Moritz led the College of Nursing through many changes, challenges
AURORA, Colo. – On Friday afternoon, nearly 300 administrators, community leaders, faculty, staff and students streamed onto the rooftop garden of the Anschutz Health and Wellness Center to celebrate the career and leadership of Patricia Moritz, PhD, RN, FAAN, as dean of the College of Nursing.
A short program included remarks by Provost Roderick Nairn, PhD; Richard Krugman, MD, vice chancellor for health affairs and dean of the School of Medicine; David Olds, PhD, founder of the Nurse Family Partnership Program and professor of pediatrics, psychiatry and nursing; Amy Barton, PhD, associate dean for clinical and community affairs at the College of Nursing; Kate Bent, PhD, NIH chief of the Center for Scientific Review; and Karen Marks, assistant to the dean. Undergraduate student M.J. Gani thanked the dean for her leadership and presented her with a poster signed by many of the students.
Moritz formally joined the faculty in 1996 after holding visiting positions at the University of Maryland, Johns Hopkins, and the University of Pennsylvania. She was a scientist and administrator at the National Institutes of Health in the National Institute of Nursing Research. As head of one of the three science branches, she directed nursing systems research and collaborated with other institutions — the Human Genome Center, National Library of Medicine and the Agency for Healthcare Research and Quality — on collaborative initiatives specific to their missions. Among these were clinical bioethics, health care informatics, long-term care, outcomes of care, and the development of innovative clinical care models.
Moritz first came to the CU School of Nursing in 1992 as a visiting assistant/associate professor adjoint. In 1996, she became director of the Center for Nursing Research and associate dean for research. Three years later she was named director of the National Center for Children, Families and Communities. Moritz was named interim dean in 2001 and, subsequently, dean and professor in July 2002.

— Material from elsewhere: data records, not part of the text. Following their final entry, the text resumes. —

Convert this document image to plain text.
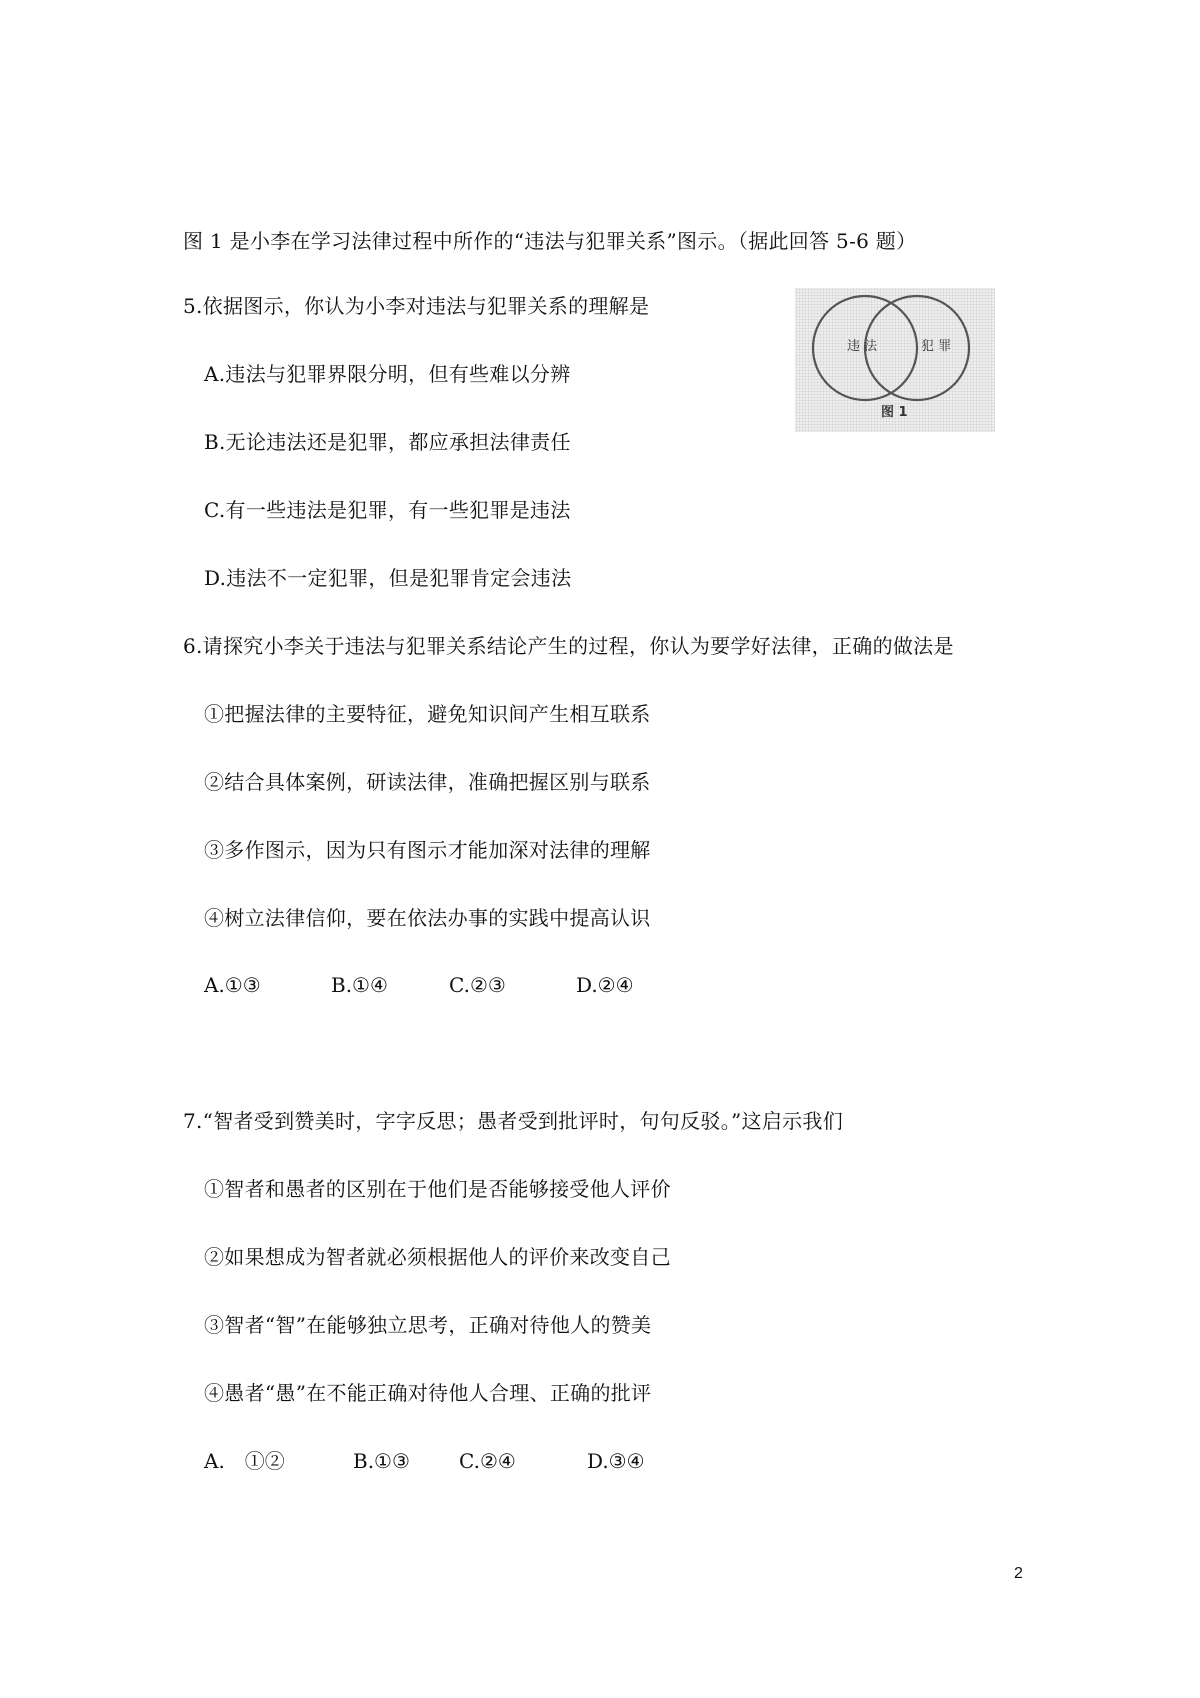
图 1 是小李在学习法律过程中所作的“违法与犯罪关系”图示。（据此回答 5-6 题）
5.依据图示，你认为小李对违法与犯罪关系的理解是
A.违法与犯罪界限分明，但有些难以分辨
B.无论违法还是犯罪，都应承担法律责任
C.有一些违法是犯罪，有一些犯罪是违法
D.违法不一定犯罪，但是犯罪肯定会违法
违 法	犯 罪
图 1
6.请探究小李关于违法与犯罪关系结论产生的过程，你认为要学好法律，正确的做法是
①把握法律的主要特征，避免知识间产生相互联系
②结合具体案例，研读法律，准确把握区别与联系
③多作图示，因为只有图示才能加深对法律的理解
④树立法律信仰，要在依法办事的实践中提高认识
A.①③	B.①④	C.②③	D.②④
7.“智者受到赞美时，字字反思；愚者受到批评时，句句反驳。”这启示我们
①智者和愚者的区别在于他们是否能够接受他人评价
②如果想成为智者就必须根据他人的评价来改变自己
③智者“智”在能够独立思考，正确对待他人的赞美
④愚者“愚”在不能正确对待他人合理、正确的批评
A.　①②	B.①③ C.②④	D.③④
2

During her tenure as dean, Moritz was instrumental in the move from the Ninth Avenue (Health Sciences Center) campus to the Anschutz Medical Campus in 2007; the School of Nursing name change to the College of Nursing; development of the doctorate of nursing practice degree (DNP); creation of the Integrated Nursing Pathway Program with two colleges (CCA and CCD) in the community college system; implementation of a new BS and PhD curricula, and numerous accreditation and program reviews. She also led the college out of financially difficult times in the past, and providing financial stability today that well positions the college for the future.
Chancellor Don Elliman awarded Moritz the title of professor emerita effective Sept. 1. She retires at the end of August.